According to its complaint, CA is requesting a jury trial. Among other things, CA is seeking, “A permanent injunction restraining Defendant and its officers, employees, agents, parents, subsidiaries, affiliates, and anyone else in active concert or participation with them, from taking any actions that would directly or indirectly infringe any of the claims of each and every Patent-In-Suit,” the complaint reads.
In a statement in response to the CA suit, Cirne said: "We have not seen any details of the lawsuit and cannot comment at this time. I will say that I'm confident New Relic has conducted business with the utmost integrity. We will continue to do so as we build a software solution that is fast becoming a standard in the industry for its Web application performance analytics that deliver immediate value at a fraction of the price charged by traditional vendors."
Jean-Pierre Garbani, an analyst with Forrester Research, gets to the heart of APM and why the core technology behind a vendor’s solution is worth fighting for.

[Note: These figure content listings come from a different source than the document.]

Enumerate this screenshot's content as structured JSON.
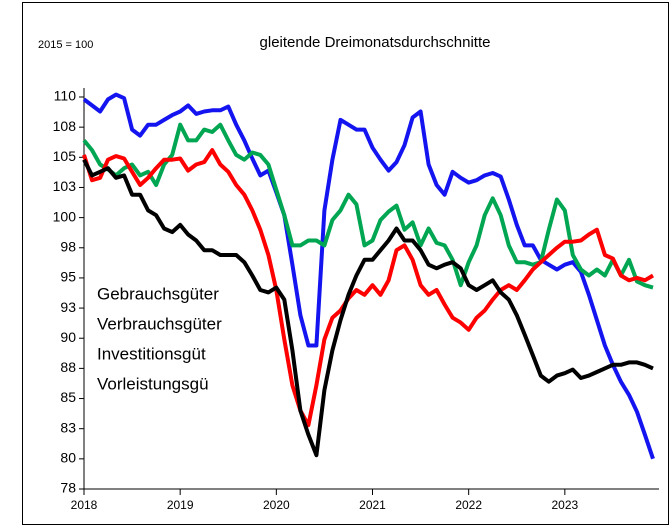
{
  "chart_data": {
    "type": "line",
    "title": "gleitende Dreimonatsdurchschnitte",
    "subtitle": "2015 = 100",
    "x": [
      2018,
      2018.083,
      2018.167,
      2018.25,
      2018.333,
      2018.417,
      2018.5,
      2018.583,
      2018.667,
      2018.75,
      2018.833,
      2018.917,
      2019,
      2019.083,
      2019.167,
      2019.25,
      2019.333,
      2019.417,
      2019.5,
      2019.583,
      2019.667,
      2019.75,
      2019.833,
      2019.917,
      2020,
      2020.083,
      2020.167,
      2020.25,
      2020.333,
      2020.417,
      2020.5,
      2020.583,
      2020.667,
      2020.75,
      2020.833,
      2020.917,
      2021,
      2021.083,
      2021.167,
      2021.25,
      2021.333,
      2021.417,
      2021.5,
      2021.583,
      2021.667,
      2021.75,
      2021.833,
      2021.917,
      2022,
      2022.083,
      2022.167,
      2022.25,
      2022.333,
      2022.417,
      2022.5,
      2022.583,
      2022.667,
      2022.75,
      2022.833,
      2022.917,
      2023,
      2023.083,
      2023.167,
      2023.25,
      2023.333,
      2023.417,
      2023.5,
      2023.583,
      2023.667,
      2023.75,
      2023.833,
      2023.917
    ],
    "series": [
      {
        "name": "Gebrauchsgüter",
        "color": "#1414f0",
        "values": [
          109.8,
          109.3,
          108.8,
          109.8,
          110.2,
          109.9,
          107.3,
          106.8,
          107.7,
          107.7,
          108.1,
          108.5,
          108.8,
          109.3,
          108.6,
          108.8,
          108.9,
          108.9,
          109.2,
          107.7,
          106.4,
          104.9,
          103.5,
          103.9,
          102.1,
          100.2,
          96.1,
          91.9,
          89.4,
          89.4,
          100.6,
          104.8,
          108.1,
          107.7,
          107.3,
          107.3,
          105.8,
          104.8,
          103.9,
          104.6,
          106.0,
          108.3,
          108.8,
          104.4,
          102.7,
          101.9,
          103.8,
          103.3,
          102.9,
          103.1,
          103.5,
          103.7,
          103.4,
          101.5,
          99.4,
          97.7,
          97.7,
          96.5,
          96.1,
          95.7,
          96.1,
          96.3,
          95.5,
          93.6,
          91.5,
          89.4,
          87.8,
          86.4,
          85.3,
          83.9,
          82.0,
          80.0
        ]
      },
      {
        "name": "Verbrauchsgüter",
        "color": "#00a651",
        "values": [
          106.4,
          105.6,
          104.4,
          104.0,
          103.5,
          104.1,
          104.4,
          103.5,
          103.8,
          102.7,
          104.4,
          105.2,
          107.7,
          106.4,
          106.4,
          107.3,
          107.1,
          107.7,
          106.4,
          105.2,
          104.8,
          105.4,
          105.2,
          104.4,
          102.3,
          100.2,
          97.7,
          97.7,
          98.1,
          98.1,
          97.7,
          99.8,
          100.6,
          101.9,
          101.1,
          97.7,
          98.1,
          99.8,
          100.5,
          101.0,
          99.0,
          99.6,
          97.7,
          99.1,
          97.9,
          97.7,
          96.5,
          94.4,
          96.3,
          97.7,
          100.2,
          101.6,
          100.2,
          97.7,
          96.3,
          96.3,
          96.1,
          96.3,
          99.0,
          101.5,
          100.6,
          96.9,
          95.7,
          95.2,
          95.7,
          95.2,
          96.5,
          95.2,
          96.5,
          94.7,
          94.4,
          94.2
        ]
      },
      {
        "name": "Investitionsgüt",
        "color": "#ff0000",
        "values": [
          105.2,
          103.1,
          103.3,
          104.8,
          105.1,
          104.9,
          103.8,
          102.7,
          103.3,
          104.1,
          104.8,
          104.8,
          104.9,
          103.9,
          104.4,
          104.6,
          105.6,
          104.4,
          103.8,
          102.7,
          101.9,
          100.6,
          99.0,
          96.9,
          94.0,
          89.9,
          86.1,
          84.0,
          82.8,
          86.1,
          89.9,
          91.7,
          92.3,
          93.3,
          94.0,
          93.6,
          94.4,
          93.6,
          94.8,
          97.3,
          97.7,
          96.5,
          94.4,
          93.6,
          94.0,
          92.8,
          91.7,
          91.3,
          90.7,
          91.7,
          92.3,
          93.2,
          94.0,
          94.4,
          94.0,
          94.8,
          95.7,
          96.3,
          96.9,
          97.5,
          98.0,
          98.0,
          98.1,
          98.6,
          99.0,
          96.9,
          96.6,
          95.2,
          94.8,
          95.0,
          94.8,
          95.2
        ]
      },
      {
        "name": "Vorleistungsgü",
        "color": "#000000",
        "values": [
          104.8,
          103.5,
          103.8,
          104.1,
          103.3,
          103.5,
          101.9,
          101.9,
          100.6,
          100.2,
          99.1,
          98.8,
          99.4,
          98.6,
          98.1,
          97.3,
          97.3,
          96.9,
          96.9,
          96.9,
          96.3,
          95.2,
          94.0,
          93.8,
          94.2,
          93.2,
          89.0,
          84.0,
          82.0,
          80.3,
          85.7,
          89.0,
          91.5,
          93.6,
          95.2,
          96.5,
          96.5,
          97.3,
          98.1,
          99.1,
          98.1,
          98.1,
          97.3,
          96.1,
          95.8,
          96.1,
          96.3,
          95.8,
          94.4,
          94.0,
          94.4,
          94.8,
          93.8,
          93.2,
          91.9,
          90.3,
          88.6,
          86.9,
          86.4,
          86.9,
          87.1,
          87.4,
          86.7,
          86.9,
          87.2,
          87.5,
          87.8,
          87.8,
          88.0,
          88.0,
          87.8,
          87.5
        ]
      }
    ],
    "xlim": [
      2018,
      2024
    ],
    "xticks": [
      2018,
      2019,
      2020,
      2021,
      2022,
      2023
    ],
    "ylim": [
      77.5,
      110
    ],
    "yticks": [
      {
        "value": 77.5,
        "label": "78"
      },
      80,
      {
        "value": 82.5,
        "label": "83"
      },
      85,
      {
        "value": 87.5,
        "label": "88"
      },
      90,
      {
        "value": 92.5,
        "label": "93"
      },
      95,
      {
        "value": 97.5,
        "label": "98"
      },
      100,
      {
        "value": 102.5,
        "label": "103"
      },
      105,
      {
        "value": 107.5,
        "label": "108"
      },
      110
    ],
    "grid": false,
    "legend": "lower-left"
  }
}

“APM in its most restrictive sense is about monitoring Java EE [Enterprise Edition] applications by instrumenting the bytecode,” Garbani said. “The secret sauce is really how you do this, how you collect and then analyze the data collected. This is critical because it adds overhead to the application itself and makes the APM product suitable [or not] to run in production. This APM monitoring is also a central platform that allows you to monitor the in and out traffic of the application—again this would translate into overhead. The way the data is collected by the use of JMX [Java Management Extensions]—the external agent, then analyzed and reported has also a strong influence on how fast problems can be detected and identified, and eventually on the overall efficiency of the solution.”